The absolute refractive index of glass and water is \[\dfrac{3}{2}\]and \[\dfrac{4}{3}\], respectively. If the speed of light in glass is \[2\times {{10}^{8}}\], calculate the speed of light in: a) vacuum b) water

Answer 1

Hint: In this question we have been asked to calculate the speed of light in vacuum and in water. It is given that the refractive index of glass and water is 3/2 and 4/3 respectively. We know that the refractive index is the refractive index in a vacuum. Therefore, using this definition, we shall calculate the speed of light in vacuum and water.
Formula Used:- \[\mu =\dfrac{c}{v}\]
Where,
\[\mu \] is the absolute refractive index of the medium
C is the speed of light in a vacuum
V is the speed of light in a medium

Complete step by step solution:
 It is given that the absolute refractive index of glass and water is \[\dfrac{3}{2}\]and \[\dfrac{4}{3}\], respectively.
Let, absolute refractive index of glass and water be \[{{\mu }_{g}}\] and \[{{\mu }_{w}}\]
\[{{\mu }_{g}}=\dfrac{3}{2}\] and \[{{\mu }_{w}}=\dfrac{4}{3}\]

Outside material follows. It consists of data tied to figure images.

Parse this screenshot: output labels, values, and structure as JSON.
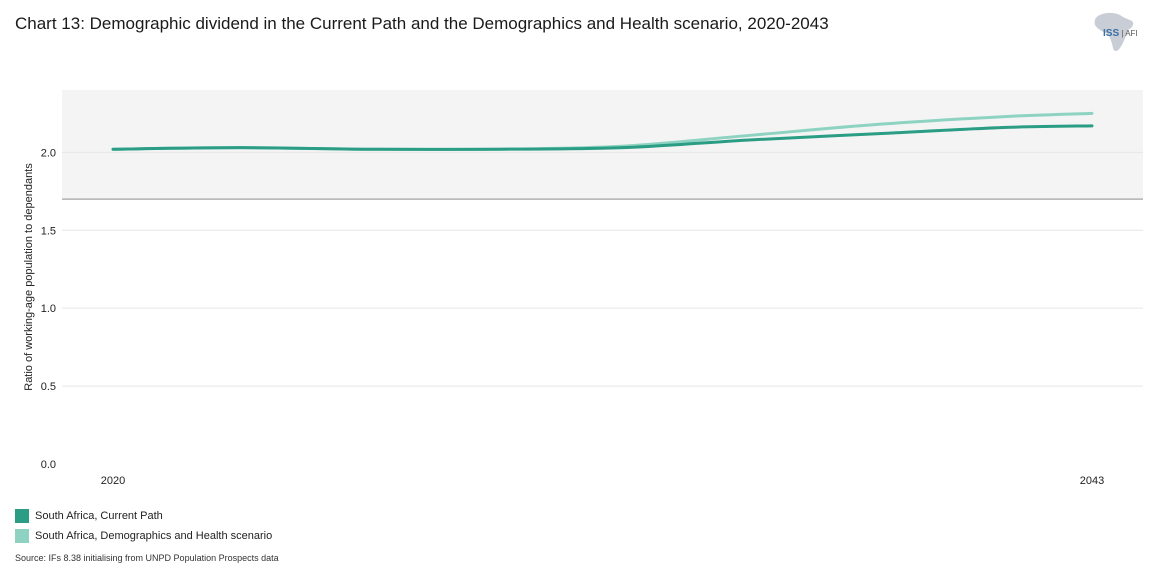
{
  "title": "Chart 13: Demographic dividend in the Current Path and the Demographics and Health scenario, 2020-2043",
  "logo": {
    "main": "ISS",
    "sub": "AFI"
  },
  "source": "Source: IFs 8.38 initialising from UNPD Population Prospects data",
  "colors": {
    "current_path": "#2a9d84",
    "scenario": "#8ed3c2",
    "band": "#f4f4f4",
    "reference_line": "#b0b0b0",
    "grid": "#e6e6e6"
  },
  "chart_data": {
    "type": "line",
    "title": "Chart 13: Demographic dividend in the Current Path and the Demographics and Health scenario, 2020-2043",
    "xlabel": "",
    "ylabel": "Ratio of working-age population to dependants",
    "x": [
      2020,
      2023,
      2026,
      2029,
      2032,
      2035,
      2038,
      2041,
      2043
    ],
    "x_tick_labels": [
      "2020",
      "2043"
    ],
    "ylim": [
      0,
      2.4
    ],
    "y_ticks": [
      0.0,
      0.5,
      1.0,
      1.5,
      2.0
    ],
    "y_tick_labels": [
      "0.0",
      "0.5",
      "1.0",
      "1.5",
      "2.0"
    ],
    "shaded_band": [
      1.7,
      2.4
    ],
    "reference_line": 1.7,
    "grid": true,
    "legend_position": "bottom-left",
    "series": [
      {
        "name": "South Africa, Current Path",
        "values": [
          2.02,
          2.03,
          2.02,
          2.02,
          2.03,
          2.08,
          2.12,
          2.16,
          2.17
        ]
      },
      {
        "name": "South Africa, Demographics and Health scenario",
        "values": [
          2.02,
          2.03,
          2.02,
          2.02,
          2.04,
          2.11,
          2.18,
          2.23,
          2.25
        ]
      }
    ]
  }
}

It is given that the speed of light in glass \[{{v}_{g}}\] is \[2\times {{10}^{8}}\]. Therefore, the absolute refractive index of the glass can be given by,
\[{{\mu }_{g}}=\dfrac{c}{{{v}_{g}}}\]…………. (1)
After substituting the values,
\[\dfrac{3}{2}=\dfrac{c}{2\times {{10}^{8}}}\]
On solving
We get,
\[c=3\times {{10}^{8}}\]
Therefore, the speed of light in vacuum is \[3\times {{10}^{8}}\].

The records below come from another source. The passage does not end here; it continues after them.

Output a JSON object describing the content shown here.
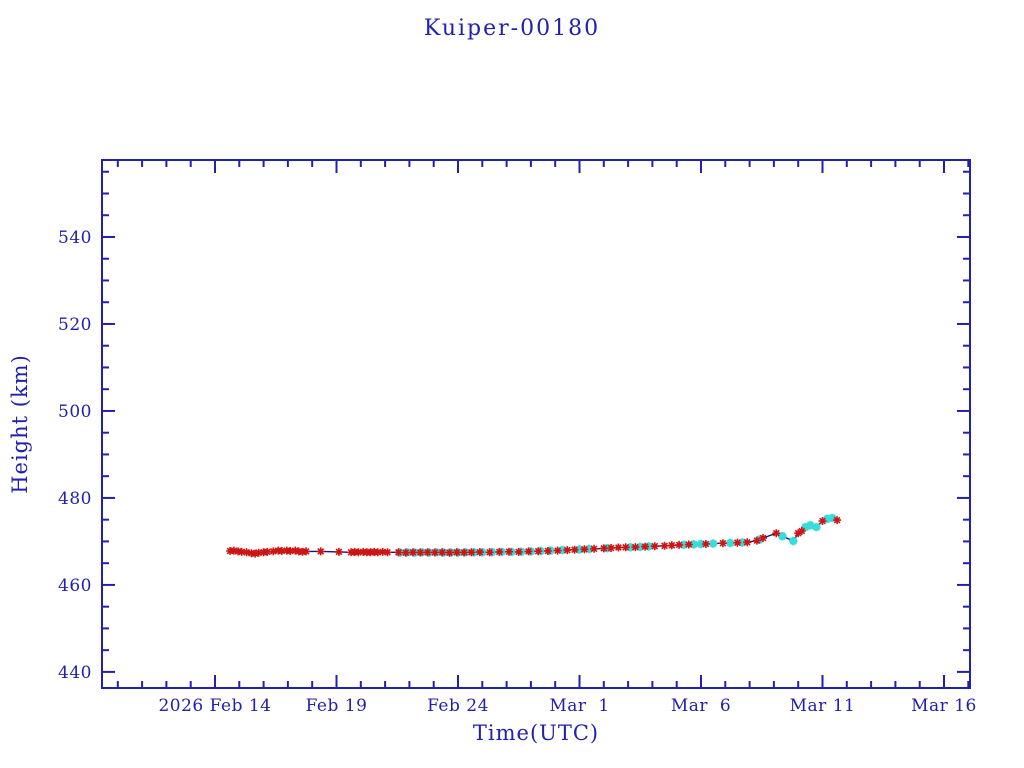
{
  "colors": {
    "ink": "#2121ad",
    "line": "#101095",
    "red_marker": "#cd1414",
    "cyan_marker": "#38dcdc",
    "background": "#ffffff"
  },
  "chart_data": {
    "type": "line",
    "title": "Kuiper-00180",
    "xlabel": "Time(UTC)",
    "ylabel": "Height (km)",
    "grid": false,
    "legend": "none",
    "x_axis": {
      "unit": "days since 2026 Feb 14 00:00 UTC",
      "range_days": [
        -4.65,
        31.07
      ],
      "minor_tick_interval_days": 1,
      "major_ticks": [
        {
          "day": 0,
          "label": "2026 Feb 14"
        },
        {
          "day": 5,
          "label": "Feb 19"
        },
        {
          "day": 10,
          "label": "Feb 24"
        },
        {
          "day": 15,
          "label": "Mar  1"
        },
        {
          "day": 20,
          "label": "Mar  6"
        },
        {
          "day": 25,
          "label": "Mar 11"
        },
        {
          "day": 30,
          "label": "Mar 16"
        }
      ]
    },
    "y_axis": {
      "range": [
        436.3,
        557.7
      ],
      "major_ticks": [
        440,
        460,
        480,
        500,
        520,
        540
      ],
      "minor_tick_interval": 5
    },
    "series": [
      {
        "name": "cyan-marker-series",
        "marker": "asterisk",
        "color_key": "cyan_marker",
        "points": [
          [
            7.6,
            467.45
          ],
          [
            7.9,
            467.5
          ],
          [
            8.2,
            467.45
          ],
          [
            8.5,
            467.5
          ],
          [
            8.8,
            467.45
          ],
          [
            9.1,
            467.5
          ],
          [
            9.4,
            467.45
          ],
          [
            9.7,
            467.45
          ],
          [
            10.0,
            467.45
          ],
          [
            10.3,
            467.5
          ],
          [
            10.65,
            467.5
          ],
          [
            11.0,
            467.5
          ],
          [
            11.4,
            467.55
          ],
          [
            11.8,
            467.6
          ],
          [
            12.2,
            467.6
          ],
          [
            12.6,
            467.65
          ],
          [
            13.0,
            467.7
          ],
          [
            13.4,
            467.8
          ],
          [
            13.8,
            467.9
          ],
          [
            14.3,
            468.0
          ],
          [
            15.0,
            468.15
          ],
          [
            15.4,
            468.25
          ],
          [
            16.15,
            468.45
          ],
          [
            17.1,
            468.65
          ],
          [
            17.5,
            468.75
          ],
          [
            17.85,
            468.85
          ],
          [
            19.3,
            469.25
          ],
          [
            19.7,
            469.35
          ],
          [
            20.0,
            469.4
          ],
          [
            20.5,
            469.5
          ],
          [
            21.2,
            469.65
          ],
          [
            21.7,
            469.75
          ],
          [
            22.4,
            470.4
          ],
          [
            23.35,
            471.2
          ],
          [
            23.8,
            470.1
          ],
          [
            24.3,
            473.3
          ],
          [
            24.5,
            473.7
          ],
          [
            24.75,
            473.3
          ],
          [
            25.2,
            475.2
          ],
          [
            25.4,
            475.4
          ]
        ]
      },
      {
        "name": "red-asterisk-series",
        "marker": "asterisk",
        "color_key": "red_marker",
        "points": [
          [
            0.62,
            467.8
          ],
          [
            0.78,
            467.9
          ],
          [
            0.95,
            467.7
          ],
          [
            1.1,
            467.6
          ],
          [
            1.3,
            467.5
          ],
          [
            1.5,
            467.3
          ],
          [
            1.65,
            467.2
          ],
          [
            1.8,
            467.4
          ],
          [
            2.0,
            467.5
          ],
          [
            2.15,
            467.6
          ],
          [
            2.4,
            467.7
          ],
          [
            2.6,
            467.9
          ],
          [
            2.75,
            467.8
          ],
          [
            2.95,
            467.9
          ],
          [
            3.1,
            467.8
          ],
          [
            3.3,
            467.9
          ],
          [
            3.45,
            467.7
          ],
          [
            3.6,
            467.6
          ],
          [
            3.75,
            467.7
          ],
          [
            4.35,
            467.7
          ],
          [
            5.1,
            467.6
          ],
          [
            5.6,
            467.5
          ],
          [
            5.75,
            467.6
          ],
          [
            5.9,
            467.5
          ],
          [
            6.1,
            467.6
          ],
          [
            6.25,
            467.5
          ],
          [
            6.4,
            467.5
          ],
          [
            6.55,
            467.6
          ],
          [
            6.7,
            467.5
          ],
          [
            6.9,
            467.6
          ],
          [
            7.1,
            467.5
          ],
          [
            7.55,
            467.5
          ],
          [
            7.85,
            467.4
          ],
          [
            8.15,
            467.5
          ],
          [
            8.45,
            467.45
          ],
          [
            8.75,
            467.5
          ],
          [
            9.05,
            467.45
          ],
          [
            9.35,
            467.5
          ],
          [
            9.65,
            467.4
          ],
          [
            9.95,
            467.5
          ],
          [
            10.25,
            467.45
          ],
          [
            10.55,
            467.5
          ],
          [
            10.9,
            467.55
          ],
          [
            11.3,
            467.5
          ],
          [
            11.7,
            467.6
          ],
          [
            12.1,
            467.65
          ],
          [
            12.5,
            467.6
          ],
          [
            12.9,
            467.7
          ],
          [
            13.3,
            467.75
          ],
          [
            13.7,
            467.8
          ],
          [
            14.1,
            467.9
          ],
          [
            14.5,
            468.0
          ],
          [
            14.8,
            468.1
          ],
          [
            15.2,
            468.2
          ],
          [
            15.6,
            468.3
          ],
          [
            16.0,
            468.4
          ],
          [
            16.3,
            468.5
          ],
          [
            16.6,
            468.6
          ],
          [
            16.9,
            468.65
          ],
          [
            17.3,
            468.7
          ],
          [
            17.7,
            468.8
          ],
          [
            18.1,
            468.9
          ],
          [
            18.5,
            469.0
          ],
          [
            18.8,
            469.1
          ],
          [
            19.1,
            469.2
          ],
          [
            19.5,
            469.3
          ],
          [
            20.2,
            469.4
          ],
          [
            20.9,
            469.6
          ],
          [
            21.5,
            469.7
          ],
          [
            21.9,
            469.8
          ],
          [
            22.3,
            470.2
          ],
          [
            22.55,
            470.8
          ],
          [
            23.1,
            471.9
          ],
          [
            24.0,
            471.9
          ],
          [
            24.15,
            472.4
          ],
          [
            25.0,
            474.7
          ],
          [
            25.6,
            474.9
          ]
        ]
      }
    ]
  }
}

Now, for the speed of light in water.
It is given the refractive index of water \[{{\mu }_{w}}=\dfrac{4}{3}\].
From (1) we can say that refractive index of water is given by,
\[{{\mu }_{w}}=\dfrac{c}{{{v}_{w}}}\]
After substituting the values,
\[\dfrac{4}{3}=\dfrac{3\times {{10}^{8}}}{{{v}_{w}}}\]
On solving
We get,
\[{{v}_{w}}=2.25\times {{10}^{8}}\]
Therefore, the speed of light in water is \[2.25\times {{10}^{8}}\].

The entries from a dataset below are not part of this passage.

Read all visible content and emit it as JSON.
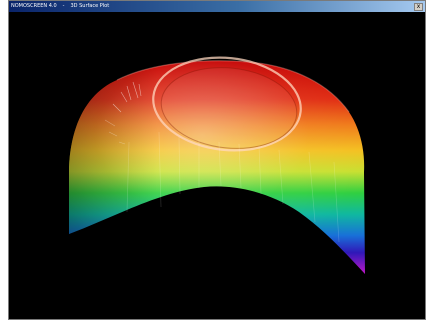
{
  "window": {
    "app_name": "NOMOSCREEN 4.0",
    "separator": "-",
    "view_name": "3D Surface Plot",
    "close_glyph": "x"
  },
  "colors": {
    "background": "#000000",
    "titlebar_start": "#0a246a",
    "titlebar_end": "#a6caf0"
  },
  "icons": {
    "close": "close-icon"
  }
}
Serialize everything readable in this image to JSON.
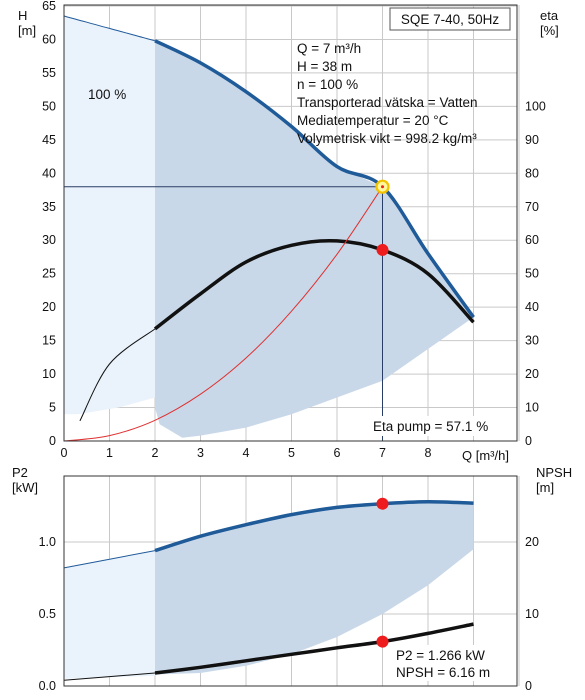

Note: The absolute refractive index of a medium is defined as the ratio of the speed of light in the vacuum over the speed of light in the medium. The refractive index of a medium depends on the wavelength of light, optical density, temperature, and refractive index of the surrounding. Impurities present in a medium will increase the refractive index of the medium. As the refractive index of a medium increases its optical density increases. Therefore, the speed of light in that medium is slower.